SFT improves final-answer accuracy but reduces reasoning informativeness by 38.9% on average. Models reach correct answers through pattern-matching shortcuts rather than genuine inferential reasoning, becoming less auditable despite higher accuracy scores.
Logit lens analysis shows models trained with hidden CoT tokens compute correct answers in layers 1-3, then actively suppress these representations in final layers to produce format-compliant filler output. The reasoning is fully recoverable from lower-ranked token predictions.

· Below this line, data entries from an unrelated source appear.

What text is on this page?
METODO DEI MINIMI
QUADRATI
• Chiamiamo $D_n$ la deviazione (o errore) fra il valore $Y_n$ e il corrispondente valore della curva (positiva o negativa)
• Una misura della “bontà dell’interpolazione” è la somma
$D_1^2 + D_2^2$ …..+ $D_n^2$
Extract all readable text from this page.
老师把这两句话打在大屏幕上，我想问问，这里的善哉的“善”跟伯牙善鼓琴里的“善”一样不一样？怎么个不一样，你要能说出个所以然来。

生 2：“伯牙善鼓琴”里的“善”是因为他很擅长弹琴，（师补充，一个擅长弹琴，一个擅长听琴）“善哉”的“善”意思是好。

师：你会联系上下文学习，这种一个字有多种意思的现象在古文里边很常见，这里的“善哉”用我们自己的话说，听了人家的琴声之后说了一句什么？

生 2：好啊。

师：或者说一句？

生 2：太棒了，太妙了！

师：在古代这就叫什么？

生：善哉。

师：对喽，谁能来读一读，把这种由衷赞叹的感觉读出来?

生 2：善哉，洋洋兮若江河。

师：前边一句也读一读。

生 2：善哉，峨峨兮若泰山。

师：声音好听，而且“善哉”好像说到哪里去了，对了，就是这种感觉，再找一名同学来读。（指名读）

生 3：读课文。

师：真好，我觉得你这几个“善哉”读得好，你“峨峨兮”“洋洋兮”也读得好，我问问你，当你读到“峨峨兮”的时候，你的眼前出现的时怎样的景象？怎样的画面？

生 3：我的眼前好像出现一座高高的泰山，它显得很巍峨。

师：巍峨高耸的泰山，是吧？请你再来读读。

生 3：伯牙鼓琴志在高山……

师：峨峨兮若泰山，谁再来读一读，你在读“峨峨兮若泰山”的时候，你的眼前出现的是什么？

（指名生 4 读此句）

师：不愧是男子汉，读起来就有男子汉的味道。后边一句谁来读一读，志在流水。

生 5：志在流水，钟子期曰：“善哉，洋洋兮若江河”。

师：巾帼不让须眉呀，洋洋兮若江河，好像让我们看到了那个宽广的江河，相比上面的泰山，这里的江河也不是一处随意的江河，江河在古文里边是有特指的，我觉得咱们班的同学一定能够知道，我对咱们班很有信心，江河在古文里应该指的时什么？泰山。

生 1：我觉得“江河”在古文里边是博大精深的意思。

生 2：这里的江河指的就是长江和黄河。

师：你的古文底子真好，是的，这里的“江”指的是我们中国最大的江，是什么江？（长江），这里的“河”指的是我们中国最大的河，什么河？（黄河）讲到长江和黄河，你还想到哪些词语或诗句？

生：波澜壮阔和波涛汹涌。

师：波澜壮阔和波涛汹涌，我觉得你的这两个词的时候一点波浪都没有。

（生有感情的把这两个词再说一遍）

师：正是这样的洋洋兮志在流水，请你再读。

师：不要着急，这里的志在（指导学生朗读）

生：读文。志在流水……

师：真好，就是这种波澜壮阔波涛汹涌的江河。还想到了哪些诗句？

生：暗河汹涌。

Three faithfulness tests show fine-tuned models generate reasoning chains that less reliably influence final outputs. Early termination, paraphrasing, and filler substitution all produce invariant answers more often after fine-tuning, suggesting reasoning becomes performative rather than functional.
Five independent mechanisms—RL steering, critique fine-tuning, decoding changes, SAE feature steering, and RLVR—all elicit reasoning already present in base model activations. Post-training selects rather than creates reasoning; the bottleneck is elicitation, not capability acquisition.
Fine-tuning on labeled examples fails to transfer quality criteria to new argument types. Models learn surface patterns rather than principled criteria. Explicit instruction using frameworks like RATIO or QOAM significantly improves performance and generalization.
Even GRPO-trained models show sharp performance drops on out-of-distribution variants (N-1 test sets) compared to in-distribution problems, indicating RL optimizes template-matching rather than genuine problem-solving procedures.
RLAG rewards both answer accuracy and explanation rationality by cycling between augmented and unaugmented generation, progressively internalizing coherent knowledge structures. This outperforms SFT because it prioritizes reasoning quality over token-level correctness.
Small models fine-tuned via DPO on correct and incorrect function-calling examples from a large teacher model achieve high accuracy on logical and mathematical tasks. DPO's explicit negative examples directly target the rigid output format failures where SFT alone underperforms.
RLSF uses answer-span confidence to rank reasoning traces, creating synthetic preferences that strengthen step-by-step reasoning while reversing RLHF's calibration degradation—without requiring human labels or external verifiers.